Japanese literature is full of allusions to the sakura. "Three things should be endured with patience—the clouds that hide thy moon, the wind that scatters thy cherry flowers, and the man who seeks to pick a quarrel with thee."

Or this, in which the whole law of Japanese knighthood is summed up—the law that bade every man seek for honor at whatever cost:

"If she puts not forth her blossom, who will tear the branches of the sakura? The tree is her own foe."

The custom of cherry-viewing is attributed to an eighth century Emperor, who, on an expedition in the mountains, sent back to the Empress a branch of blossoms, with a verse to the effect that if the single twig delighted the eye, the beauty of the whole tree would drive away sleep.

These trees on Arashiyama were planted by a fifteenth century Emperor, though no one could guess that they had not grown there of their own accord, so perfectly wild and natural is the effect of the forest.

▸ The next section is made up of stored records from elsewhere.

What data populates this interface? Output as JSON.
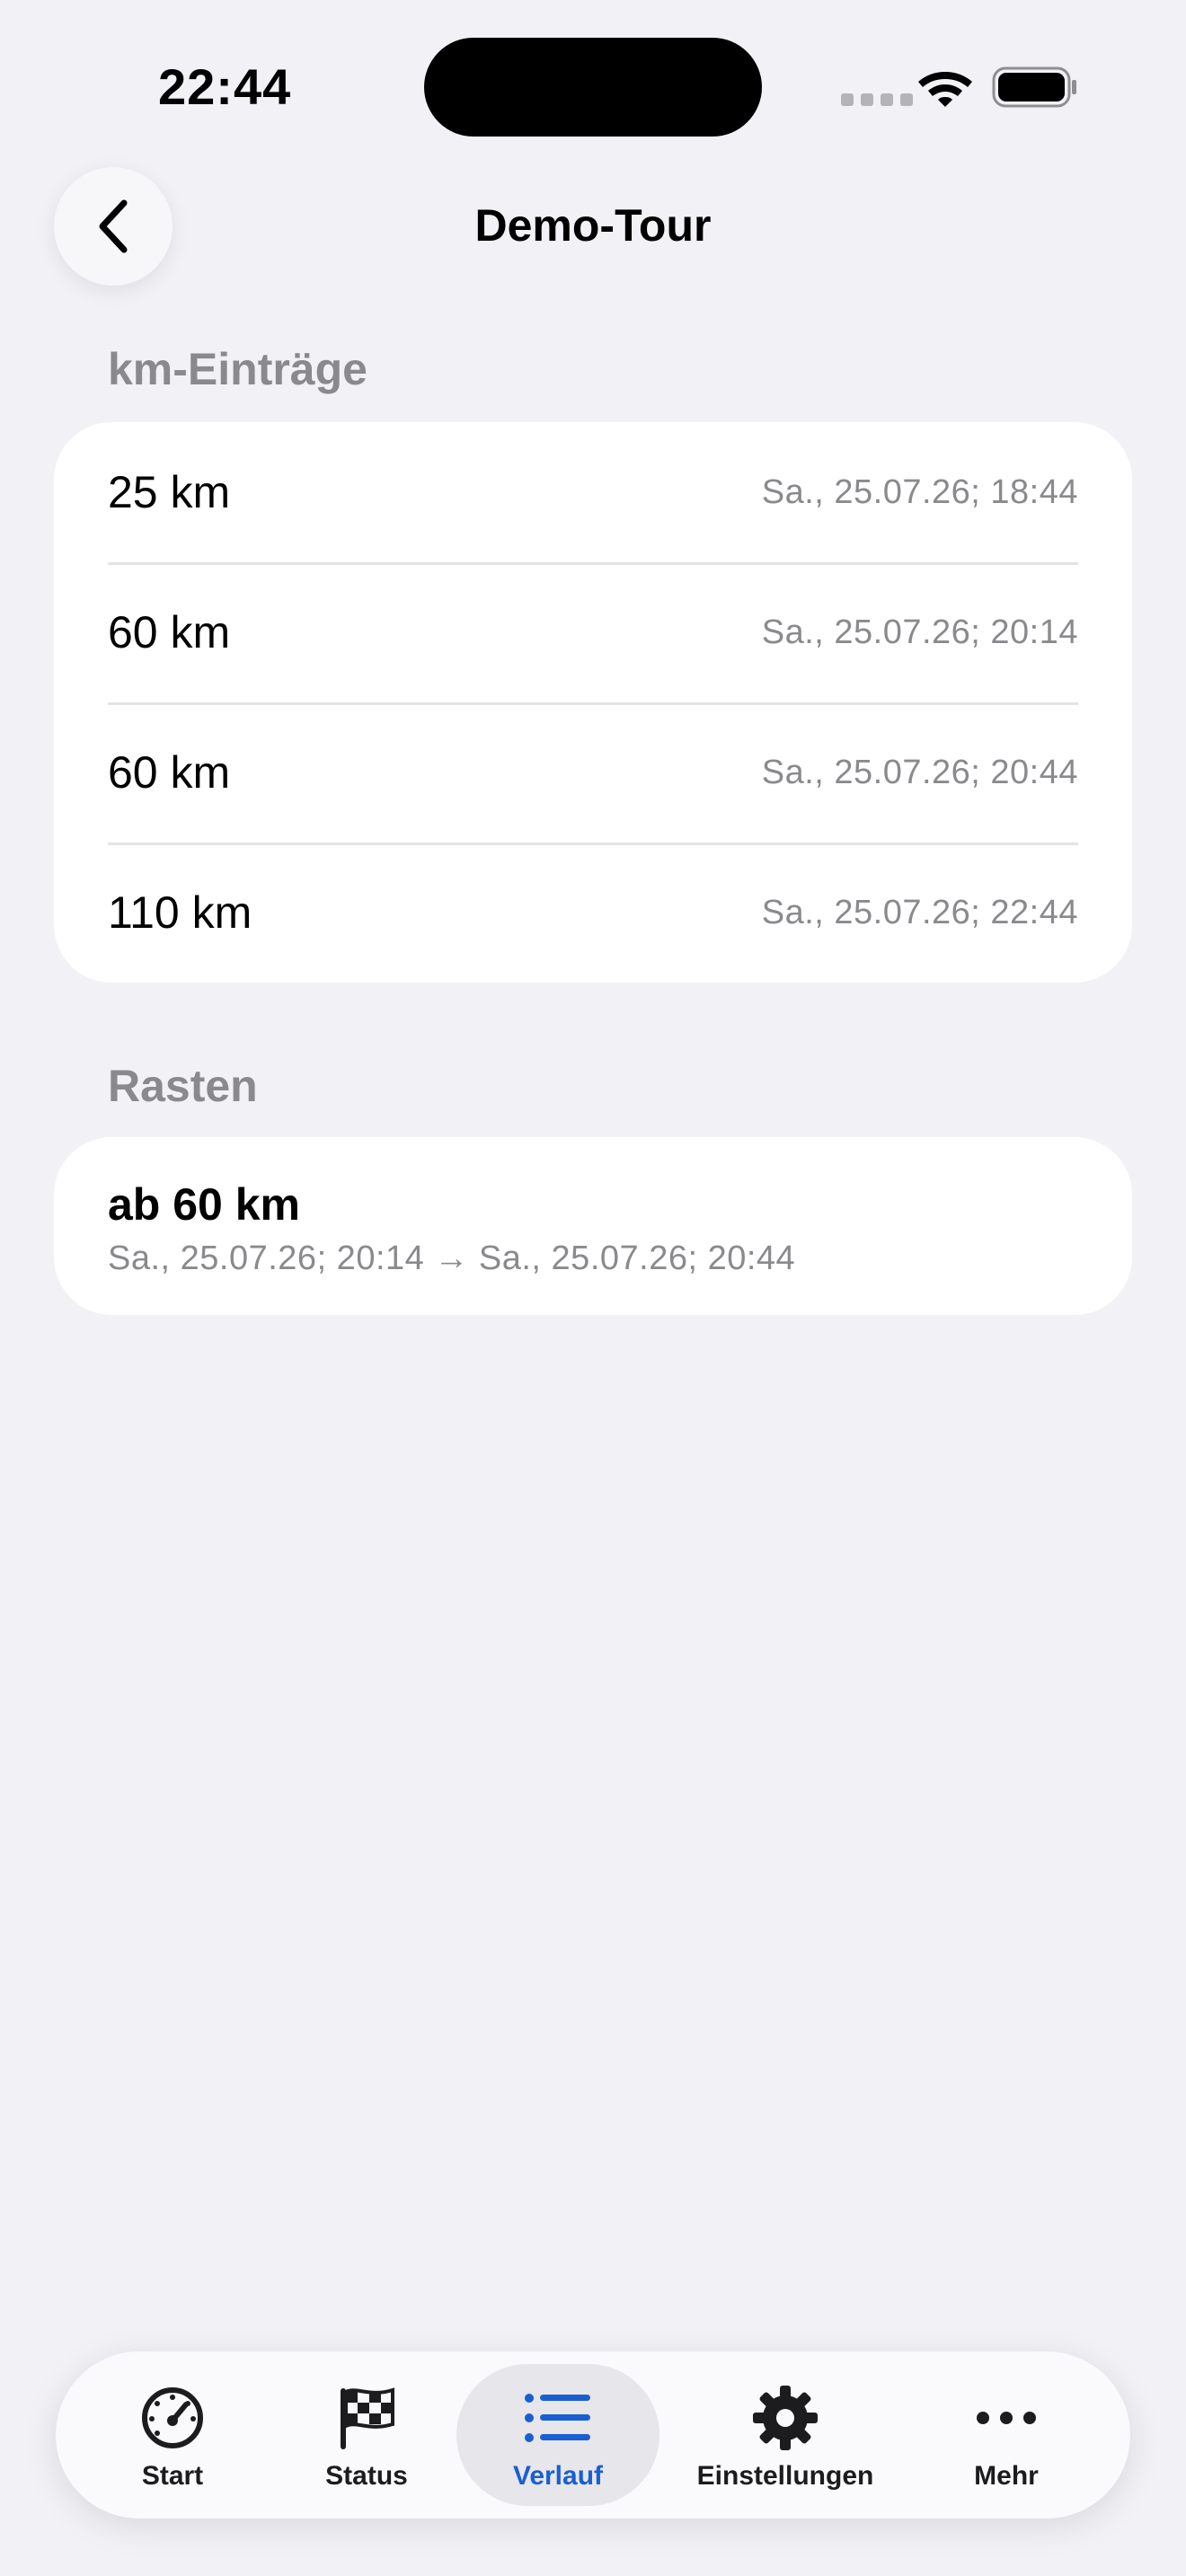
{
  "status_bar": {
    "time": "22:44"
  },
  "nav": {
    "title": "Demo-Tour",
    "back_icon": "chevron-left-icon"
  },
  "km_section": {
    "header": "km-Einträge",
    "rows": [
      {
        "distance": "25 km",
        "timestamp": "Sa., 25.07.26; 18:44"
      },
      {
        "distance": "60 km",
        "timestamp": "Sa., 25.07.26; 20:14"
      },
      {
        "distance": "60 km",
        "timestamp": "Sa., 25.07.26; 20:44"
      },
      {
        "distance": "110 km",
        "timestamp": "Sa., 25.07.26; 22:44"
      }
    ]
  },
  "pause_section": {
    "header": "Rasten",
    "items": [
      {
        "title": "ab 60 km",
        "range": "Sa., 25.07.26; 20:14 → Sa., 25.07.26; 20:44"
      }
    ]
  },
  "tab_bar": {
    "active_index": 2,
    "active_color": "#1A5FD0",
    "tabs": [
      {
        "label": "Start",
        "icon": "speedometer-icon"
      },
      {
        "label": "Status",
        "icon": "checkered-flag-icon"
      },
      {
        "label": "Verlauf",
        "icon": "list-icon"
      },
      {
        "label": "Einstellungen",
        "icon": "gear-icon"
      },
      {
        "label": "Mehr",
        "icon": "ellipsis-icon"
      }
    ]
  }
}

Arashiyama is scarcely less charming in autumn, when bars of mist lie across the hillside in the morning and afternoon, and all Kyoto comes out to see the maples. This is the time of times to shoot the rapids of the Katsuragawa. They begin far up the river at a little village called Yamamoto, a three hours' ride from Kyoto; the road is hilly, and not too good traveling in places. There you take a boat, putting in kuruma and men, in order to be sure of getting back from Arashiyama to the city; they are queer long, narrow boats, and very flexible, as they have need to be for such sharp turns and swift water; but the boatmen are most skillful, and except after heavy rains it is only exciting, not really dangerous. The distance is thirteen miles, and the whole way down the gorge is wild and picturesque. The river swirls down it in a series of rapids, now broken with islands, now rushing straight between precipitous banks, now winding and dodging among a throng of rocks. At Arashiyama there is an excellent teahouse, and for those who have not come down, boats can be hired for a little row up the river, to the end of the last rapid. It is an admirable place to see the good people of Kyoto enjoying themselves in their best apparel, for a Japanese damsel would as soon go cherry-viewing in her ordinary clothes as one of the "Four Hundred" would appear at the opera in a traveling dress. The flash of sunlight on light crapes and gorgeous sashes adds not a little to the picturesqueness of Arashiyama.